= Saeed and Masoud Rasoul =

Terrorist brothers

Saeed Sobrahatollah Muhammad Rasoul and Masoud Rasoul (born in Kurdistan) are Kurdistani-Canadian brothers who are alleged members of the terrorist group Ansar al-Islam. Former worshippers at Salaheddin Mosque, it is alleged they may have been recruited to fight in Iraq by Hassan Farhat. They went missing in northern Iraq in 2003.

The Rasoul brothers moved to Canada with their parents in 1990/91, and were granted Canadian citizenship before settling down in North York, Ontario.

Saeed is a graduate of Seneca College, and married Ibtisam Salahaddin Muhammad in 1995, the year she immigrated to Canada from Iraq. He promised her they would move back to her native Arbil when they had enough money. On August 20, 2002, the couple left Canada and brought their two children, likely through Syria, to a house they had recently purchased in the Iraqi city. Saeed then began applying for networking engineer jobs, putting in an application to join the United Nations Kurdistan field office.

On November 2, 2002, Ibtisam was stopped at a routine checkpoint on her way to Biara, where she told police that her husband was friends with Farhat and was working as a computer engineer for Ansar al-Islam. After the PUK labeled Saeed a "computer expert" who aided the militant group, his wife and two children were placed under house arrest by police chief Westa Hassan in Sulaymaniya in 2003. Her father then traveled to the mountain stronghold where Saeed was staying, and requested that he offer his daughter a proper divorce, which resulted in a letter being sent back stating "I have divorced you, and am marrying the jihad".

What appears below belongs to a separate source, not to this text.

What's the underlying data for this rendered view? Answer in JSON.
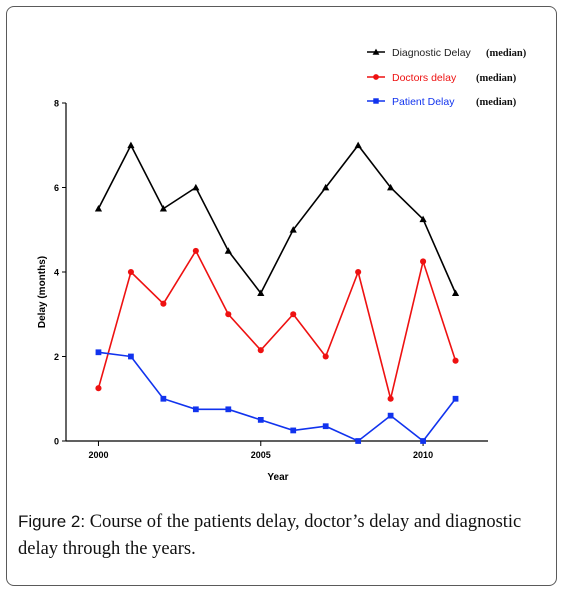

Their younger brother, Abdulla, said the family was "shocked and saddened" and that he didn't believe it was possible as his brother was a "cultural person".

Masoud's Canadian driver's license, SIN card and his Mountain Equipment Co-op membership card were found by American troops following an attack on an Ansar stronghold.

On March 7, 2005, Saeed and Hassan Farhat were named by CSIS Director Jim Judd in remarks to the Senate of Canada. He said that Farhat "is believed to be a key commander and ideologue with" Ansar al-Islam and that Saeed was "believed to be a member".